Supposons, à chaque théâtre, cinquante décorations en état de service. Cela nous fait pour chacun, en les réunissant, deux cents décorations au lieu de cinquante.
Eh bien, vous avez un album, – quatre jeunes décorateurs, pour mille écus chacun, vous feront quatre, albums de vos décorations : forêts, villes, intérieurs, paysages. On vient vous lire une pièce ; l'auteur a besoin de trois décoration nouvelles : vous lui donnez votre album, il cherche, il trouve des à peu près qui vous économisent du bois et de la toile, c'est-à-dire la moitié de la dépense ; vous n'avez plus à vous occuper que de la peinture, c'est-à dire du côté artistique.
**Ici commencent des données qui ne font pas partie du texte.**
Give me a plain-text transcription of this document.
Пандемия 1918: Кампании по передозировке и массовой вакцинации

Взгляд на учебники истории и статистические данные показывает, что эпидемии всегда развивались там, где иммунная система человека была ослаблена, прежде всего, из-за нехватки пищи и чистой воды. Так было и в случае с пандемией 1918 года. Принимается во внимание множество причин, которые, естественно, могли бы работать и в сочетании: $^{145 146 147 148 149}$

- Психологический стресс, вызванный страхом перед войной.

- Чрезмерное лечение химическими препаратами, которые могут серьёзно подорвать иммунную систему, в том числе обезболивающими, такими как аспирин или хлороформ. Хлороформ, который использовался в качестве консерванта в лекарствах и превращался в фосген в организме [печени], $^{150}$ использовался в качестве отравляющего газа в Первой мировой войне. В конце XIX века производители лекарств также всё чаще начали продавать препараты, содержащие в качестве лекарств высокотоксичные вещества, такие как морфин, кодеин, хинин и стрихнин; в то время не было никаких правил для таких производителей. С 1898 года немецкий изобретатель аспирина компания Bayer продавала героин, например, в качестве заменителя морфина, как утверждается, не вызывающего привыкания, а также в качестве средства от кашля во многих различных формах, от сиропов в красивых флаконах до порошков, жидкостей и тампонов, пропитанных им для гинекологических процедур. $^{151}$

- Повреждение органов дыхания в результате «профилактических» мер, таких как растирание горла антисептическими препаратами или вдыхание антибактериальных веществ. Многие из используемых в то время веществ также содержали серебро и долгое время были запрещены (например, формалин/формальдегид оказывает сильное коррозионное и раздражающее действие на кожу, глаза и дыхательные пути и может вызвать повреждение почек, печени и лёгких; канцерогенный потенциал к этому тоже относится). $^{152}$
Grâce à la réunion des décorations, à la vente ou à la location des terrains inutiles, – puisqu'un seul terrain vous suffit aux Champs-Elysées, – vous avez cent cinquante mille francs de bénéfice par an.
Ajoutez cinquante mille francs, et vous aurez à vos quatre théâtres des décors magnifiques faits par Séchan, Diéterle Despleschin, Thierry, Cambon, Devoir, Ernest Cicéri, Moynet, c'est-à-dire par ce qu'il y a de mieux à Paris, et, par conséquent, ce qu'il y a de mieux au monde.
Maintenant, pour veiller sur la quadruple administration, nommez un vérificateur des comptes ; pour diriger le quadrige artistique, nommez un commissaire impérial ; et vous aurez une grande machine, parfaitement simple, un char littéraire qui marchera sur quatre roues, et ne pourra jamais ni s'embourber ni verser, puisqu'il aura pour cocher le gouvernement.
Voilà, cher lecteur, ce que je vous dis, à vous, et ce que je dirais au ministre s'il me faisait l'honneur de me demander mon avis là-dessus.
P. S. Si vous le connaissez, le ministre, je vous autorise à en causer avec lui.